Он перестает кивать и широко распахивает глаза:
– Так долго?
– Я могу попытаться ускорить дело, но велик риск, что получится строго наоборот. Вы же знаете женщин, – пожимаю плечами я. – То им нужно две недели, а то и дня достаточно. Но если она почувствует, что на нее давят, то будет сопротивляться, лишь бы показать характер.
– Да, верно, – отвечает Дядюшка Эл, поднося к губам палец, и глядит на меня долгим и пристальным взглядом. – А вот скажи, чего это ты вдруг переменил свое вчерашнее решение?
Я поднимаю бокал и закручиваю бренди, не отрывая взгляда от точки, где начинается ножка.
– Скажем так, я вдруг увидел все совершенно иными глазами.
Он сощуривается.
– За Августа и Марлену! – провозглашаю я, вознося бокал. Бренди плещется о стенки.
Он тоже медленно поднимает свой бокал.
Я вливаю в себя остатки бренди и улыбаюсь.
Он опускает бокал на стол, даже не отпив. Я поднимаю голову, не переставая улыбаться.
Пусть разглядывает меня. Пусть. Сегодня я непобедим.
Он удовлетворенно кивает и вновь берет в руки бокал.
– Что ж. Хорошо. Признаться, вчера я в тебе засомневался. Рад, что ты согласился. Ты не пожалеешь, Якоб. Так лучше для всех. Особенно для тебя, – он указывает на меня бокалом и, наклонив к себе, осушает. – Уж я позабочусь о том, кто позаботится обо мне. – Облизнув губы, он глядит на меня в упор и добавляет: – Равно как и о том, кто не позаботится.
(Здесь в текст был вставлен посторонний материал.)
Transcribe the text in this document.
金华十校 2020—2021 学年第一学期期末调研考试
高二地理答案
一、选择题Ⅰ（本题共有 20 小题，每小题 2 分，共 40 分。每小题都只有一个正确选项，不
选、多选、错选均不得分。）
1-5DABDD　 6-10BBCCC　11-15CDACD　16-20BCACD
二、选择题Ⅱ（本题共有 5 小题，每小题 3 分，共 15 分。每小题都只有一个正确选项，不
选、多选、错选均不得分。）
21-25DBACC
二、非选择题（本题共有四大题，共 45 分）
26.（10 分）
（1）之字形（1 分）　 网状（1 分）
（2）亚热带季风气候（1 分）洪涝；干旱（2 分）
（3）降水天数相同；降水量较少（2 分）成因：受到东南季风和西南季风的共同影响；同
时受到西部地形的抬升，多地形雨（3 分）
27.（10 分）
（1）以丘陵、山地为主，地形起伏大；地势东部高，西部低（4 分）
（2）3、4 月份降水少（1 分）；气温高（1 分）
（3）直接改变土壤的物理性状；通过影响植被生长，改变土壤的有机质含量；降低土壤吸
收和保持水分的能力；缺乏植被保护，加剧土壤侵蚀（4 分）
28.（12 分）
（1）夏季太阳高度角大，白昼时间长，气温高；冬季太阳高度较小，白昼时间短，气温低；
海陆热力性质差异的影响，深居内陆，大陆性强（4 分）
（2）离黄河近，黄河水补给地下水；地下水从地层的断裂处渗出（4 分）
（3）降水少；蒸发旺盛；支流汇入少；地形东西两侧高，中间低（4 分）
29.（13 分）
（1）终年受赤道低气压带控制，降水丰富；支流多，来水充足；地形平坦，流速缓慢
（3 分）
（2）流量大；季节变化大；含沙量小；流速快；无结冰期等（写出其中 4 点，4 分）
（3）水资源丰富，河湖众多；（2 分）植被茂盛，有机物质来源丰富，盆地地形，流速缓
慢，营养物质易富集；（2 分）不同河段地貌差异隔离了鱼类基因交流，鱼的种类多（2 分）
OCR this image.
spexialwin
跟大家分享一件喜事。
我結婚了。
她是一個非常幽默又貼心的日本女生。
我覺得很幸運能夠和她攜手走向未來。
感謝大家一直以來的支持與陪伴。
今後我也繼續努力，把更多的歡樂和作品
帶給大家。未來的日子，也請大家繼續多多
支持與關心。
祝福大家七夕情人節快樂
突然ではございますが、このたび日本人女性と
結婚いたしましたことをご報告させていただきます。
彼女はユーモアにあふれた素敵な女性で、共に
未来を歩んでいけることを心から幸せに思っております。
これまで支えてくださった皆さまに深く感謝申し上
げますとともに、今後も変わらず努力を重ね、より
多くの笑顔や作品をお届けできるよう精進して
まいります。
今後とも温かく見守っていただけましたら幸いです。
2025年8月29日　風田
Вечером Марлена присыпает свой синяк под глазом мукой и выходит на арену в номере с лошадками. Но Августу скрыть свои раны куда как сложнее, поэтому номер со слоном откладывается до тех пор, пока маэстро не будет выглядеть по-человечески. Горожане, неделями пялившиеся на афишу, где Рози балансирует на мяче, ужасно разочарованы: представление оканчивается, а слониха, радостно лакомившаяся их конфетами, воздушной кукурузой и орешками в зверинце, на арене так и не появляется. Некоторые даже принимаются требовать свои деньги обратно, но прежде чем успевают сообразить, что к чему, за дело берутся затычки.
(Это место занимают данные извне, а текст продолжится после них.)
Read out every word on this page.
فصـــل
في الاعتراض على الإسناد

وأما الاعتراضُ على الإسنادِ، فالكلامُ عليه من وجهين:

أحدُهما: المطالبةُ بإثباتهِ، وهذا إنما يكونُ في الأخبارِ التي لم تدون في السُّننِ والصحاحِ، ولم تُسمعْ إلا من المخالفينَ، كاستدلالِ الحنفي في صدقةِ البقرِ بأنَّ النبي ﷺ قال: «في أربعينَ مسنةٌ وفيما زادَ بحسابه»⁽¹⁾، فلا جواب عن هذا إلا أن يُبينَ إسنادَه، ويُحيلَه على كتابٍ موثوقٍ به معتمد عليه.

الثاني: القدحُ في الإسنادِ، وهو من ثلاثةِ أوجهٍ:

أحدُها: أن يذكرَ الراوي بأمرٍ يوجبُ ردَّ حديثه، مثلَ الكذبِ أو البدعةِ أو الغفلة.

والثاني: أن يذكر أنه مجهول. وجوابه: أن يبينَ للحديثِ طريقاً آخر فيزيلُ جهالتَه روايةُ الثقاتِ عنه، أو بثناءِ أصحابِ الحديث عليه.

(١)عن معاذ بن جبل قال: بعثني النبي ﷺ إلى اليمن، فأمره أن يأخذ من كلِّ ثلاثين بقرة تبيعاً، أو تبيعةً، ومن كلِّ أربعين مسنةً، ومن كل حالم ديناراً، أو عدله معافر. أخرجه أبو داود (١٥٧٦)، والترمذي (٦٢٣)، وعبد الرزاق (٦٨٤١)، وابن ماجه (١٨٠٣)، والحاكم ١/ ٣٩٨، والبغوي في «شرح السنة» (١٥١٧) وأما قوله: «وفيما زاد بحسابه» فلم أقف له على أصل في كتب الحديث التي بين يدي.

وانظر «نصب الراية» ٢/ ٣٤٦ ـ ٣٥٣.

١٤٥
Несколько дней спустя на Рози снова возникает головной убор с блестками, аккуратно зашитый розовыми нитками, и слониха, развлекая публику в зверинце, выглядит очаровательно, как и прежде. Но на манеж она так и не выходит, и после каждого представления затычкам вновь и вновь приходится утихомиривать недовольных.
Жизнь худо-бедно идет своим чередом. По утрам я работаю в зверинце, а когда появляется публика, скрываюсь в дальней его части. Дядюшка Эл считает, что помятые гнилые помидоры – не лучшее украшение для его цирка, и его можно понять. Мои раны, прежде чем зажить окончательно, принимают еще более устрашающий вид, а когда опухоль спадает, становится очевидно, что жить мне теперь со скособоченным носом.
С Августом мы, кроме как за обедом, не видимся вовсе. Дядюшка Эл пересадил было его за стол к Графу, но, когда стало ясно, что он будет сидеть, не прикасаясь к еде, дуться и глазеть на Марлену, ему было приказано обедать в вагоне-ресторане в обществе самого Дядюшки Эла. И потому трижды в день мы с Марленой остаемся один на один в этом публичнейшем из всех возможных мест.
Дядюшка Эл, надо отдать ему должное, старается выполнять взятые на себя обязательства. Но уследить за Августом трудно. Уже на следующий день после того, как его изгоняют с кухни, Марлена оборачивается и видит, что он прячется за клапаном костюмерного шатра. Час спустя он пристает к ней на площади, падает на колени и хватает ее за ноги. Когда она пытается высвободиться, он роняет ее в траву и удерживает, пытаясь надеть ей обратно кольцо и попеременно, то взывая с мольбами, то осыпая угрозами.
Уолтер несется за мной в зверинец, но когда я прибегаю на площадь, Августа уже уводит Граф. Пылая праведным гневом, я бегу к Дядюшке Элу.
Когда я рассказываю ему, что выходки Августа вернули нас в исходную точку, он от злости разбивает о стену графин.
На три дня Август исчезает будто его и не было, а Дядюшка Эл вновь принимается отвешивать рабочим подзатыльники.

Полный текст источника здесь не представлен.